I think Cirquerider really hits the nail on the head with this comment/definition.


"Is knee angulation bad?"  Of  course not.  Possibly a better question would be, "how much knee angulation is needed and when is it need in relationship to the location of the turn"?  I'd say it depends on the desired outcome.


I believe angulation is generated by the varied rotation of 4 components, hip/knee/ankle/foot and is used to gain/develop edge angles (tipping), vary or tighten the turn radius and facilitate fore/aft edge pressuring (torque).  Generating angulation is all about creating, loading and controling edge pressure and angles so the ski will turn. 


BTW, really good thread here.  I think the reason the comments are so varied is that "generating angulation" is quite variable and the amount and combination of mechanical movements is really dependent on the desired intent/outcome/need of the turn. 
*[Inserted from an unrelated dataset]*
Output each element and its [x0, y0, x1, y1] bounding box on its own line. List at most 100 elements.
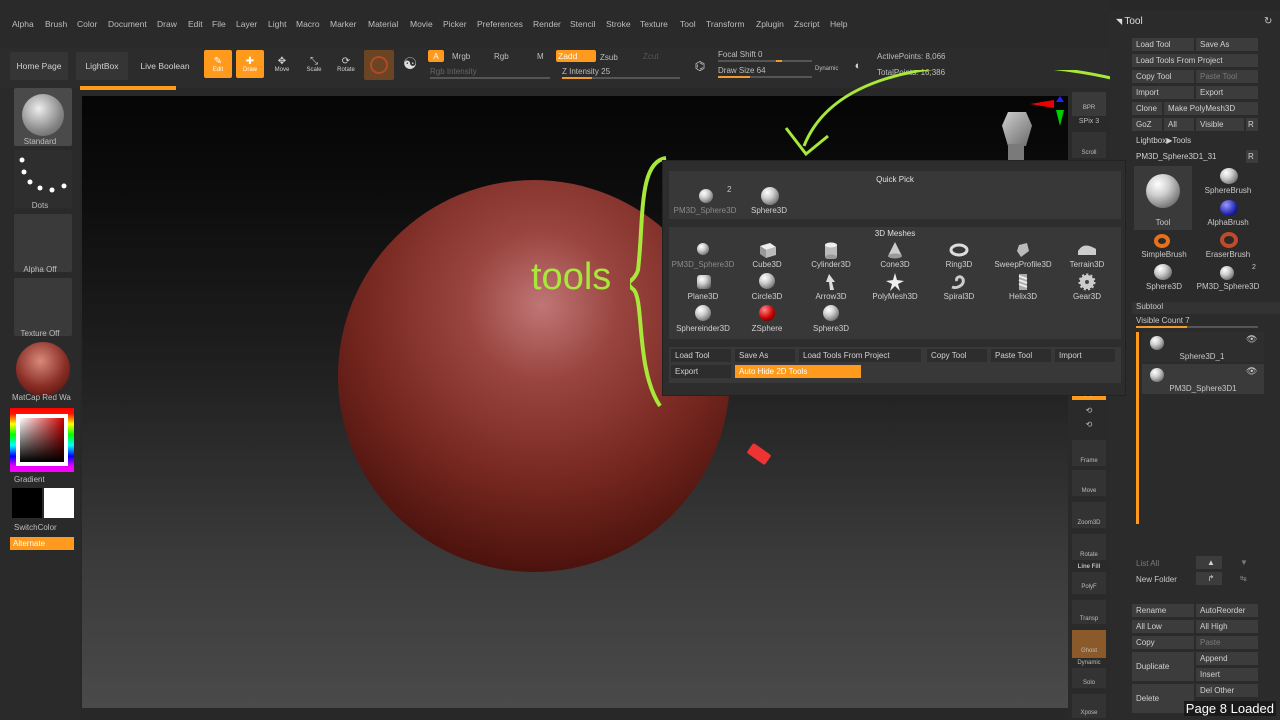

As seen in the OP's video, generating knee angulation early in the turn results in higher edge angles in the high C and increased pressure to the shovel edges which tightens the turns radius and shortens the arc length.  The shovel edges are hooked up throughout the turn, but the tails are brushing at the bottom of the turn.  If the skiers added more ankle rotation/extension and foot twist throughout the turn, the radius would be even tighter and the arc length even shorter, which would result in a "rounder" turn where their bodies stayed more in the fall line and the skis would come across the fall line quicker and at sharper angles.


I'm  way out of my league when it comes to racing gates, but it looks to me, when comparing Ted to Bodie, Bodie is slightly late at the gate as his skis are still leaving the fall line, where Ted's are already returning.  I believe Bodie is seen generating knee angulation here and probably rolling his ankle to in an effort to develop torque to increase shovel edge pressure tighten the turns radius.







bud h wrote:
I have heard the argument many times that the foot/ankle can not angulate or twist but it is an easy fact to prove!


I agree and there is no doubt the ankle can angulate.  I think the ankle does 3 things, it rotates, angulates and flexes/extends.  I refer to it as "rolling" the ankle over, but i admit that description over simplifies the movements and we can see any of them, which makes describing these vital movements so difficult and understanding them so complex.


I could never execute this turn in this location without knee angulation, a lot of it is certainly not "bad thing" in this instance and I could never get my skis to come across the fall line this sharply down the backside of a mogul without ankle angulation either.




Edited by Nailbender - 3/24/11 at 12:38am
post #95 of 95

Hi Bud, the point I was making was the joints below the ankle are largely responsible for the lateral movemtents you mentioned. I would add that standing on the foot and rolling the ankles laterally produces a different outcome because the talus and distal end of the Tibia are laterally displaced, not the sole of the foot. Ergo the commonand quite descriptive  medical term; rolling the ankle(s). Beyond that I agree that regardless of what we call it, the move is important for exactly the reasons you mentioned. If I could ask, you deal with posted and non posted footbeds on a much more regular basis and I would love it if you could comment on how this effects our lateral RoM inside the boot. Thanks in advance for your contributions.